Is Substantial Compliance with the Ante Litem Notice Statute Enough?

Is Substantial Compliance with the Ante Litem Notice Statute Enough?

The Georgia Department of Public Safety (DPS) sought review of the trial court’s denial of its motion to dismiss this personal injury action. On appeal, DPS argued that the trial court erred in concluding that the plaintiff complied with the ante litem notice requirements of O.C.G.A. § 50-21-26(a) before filing this lawsuit.

Background

On June 15, 2021, the plaintiff was a passenger in a car driven by his daughter in Macon-Bibb County when they collided with another vehicle driven by a DPS employee. The plaintiff and his daughter sustained injuries as a result of the accident. They retained counsel to handle both of their claims, and their attorney sent a letter of representation on their behalf to the Georgia Department of Transportation (“DOT”) and the Risk Management Division of the Department of Administrative Services (“DOAS”) on June 29, 2021, believing at that time that the other driver was a DOT employee.

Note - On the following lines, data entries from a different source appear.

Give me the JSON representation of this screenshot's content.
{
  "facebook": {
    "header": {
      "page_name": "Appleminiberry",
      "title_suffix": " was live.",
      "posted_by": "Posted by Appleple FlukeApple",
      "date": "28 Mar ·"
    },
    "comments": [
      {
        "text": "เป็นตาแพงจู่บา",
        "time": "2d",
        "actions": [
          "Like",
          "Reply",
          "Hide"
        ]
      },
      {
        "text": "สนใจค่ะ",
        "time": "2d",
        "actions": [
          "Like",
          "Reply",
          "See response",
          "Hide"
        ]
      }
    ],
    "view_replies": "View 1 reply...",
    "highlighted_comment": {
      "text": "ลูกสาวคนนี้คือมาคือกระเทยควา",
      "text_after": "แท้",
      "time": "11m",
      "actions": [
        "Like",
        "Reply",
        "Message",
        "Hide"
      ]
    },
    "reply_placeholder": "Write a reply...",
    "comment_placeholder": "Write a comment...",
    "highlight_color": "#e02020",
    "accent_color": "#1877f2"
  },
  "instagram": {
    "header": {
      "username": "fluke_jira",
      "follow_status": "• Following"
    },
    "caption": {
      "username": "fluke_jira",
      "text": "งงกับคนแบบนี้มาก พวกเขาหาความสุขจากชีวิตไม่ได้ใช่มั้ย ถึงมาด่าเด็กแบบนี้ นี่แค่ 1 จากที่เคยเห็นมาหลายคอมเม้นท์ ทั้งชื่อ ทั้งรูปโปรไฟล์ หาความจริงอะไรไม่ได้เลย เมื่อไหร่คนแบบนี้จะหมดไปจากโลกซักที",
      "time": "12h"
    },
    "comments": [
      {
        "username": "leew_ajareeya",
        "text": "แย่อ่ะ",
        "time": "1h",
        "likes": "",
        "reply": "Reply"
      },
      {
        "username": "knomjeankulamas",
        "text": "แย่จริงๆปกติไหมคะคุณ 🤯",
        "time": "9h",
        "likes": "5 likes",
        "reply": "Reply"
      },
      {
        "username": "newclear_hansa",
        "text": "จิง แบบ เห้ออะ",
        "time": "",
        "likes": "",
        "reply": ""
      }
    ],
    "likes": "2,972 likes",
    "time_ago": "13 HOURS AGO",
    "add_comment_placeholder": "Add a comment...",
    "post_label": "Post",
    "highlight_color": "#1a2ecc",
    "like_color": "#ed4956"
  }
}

On or after July 8, 2021, the plaintiff received the Georgia Motor Vehicle Crash Report listing the owner of the other driver’s vehicle as “Georgia Dep. of Pub.” On July 15, 2021, a DOAS liability specialist asked the plaintiff for additional information to set up the claim, and the liability specialist identified the state agency as DPS. DOAS processed the plaintiff’s and his daughter’s claims under the same case number.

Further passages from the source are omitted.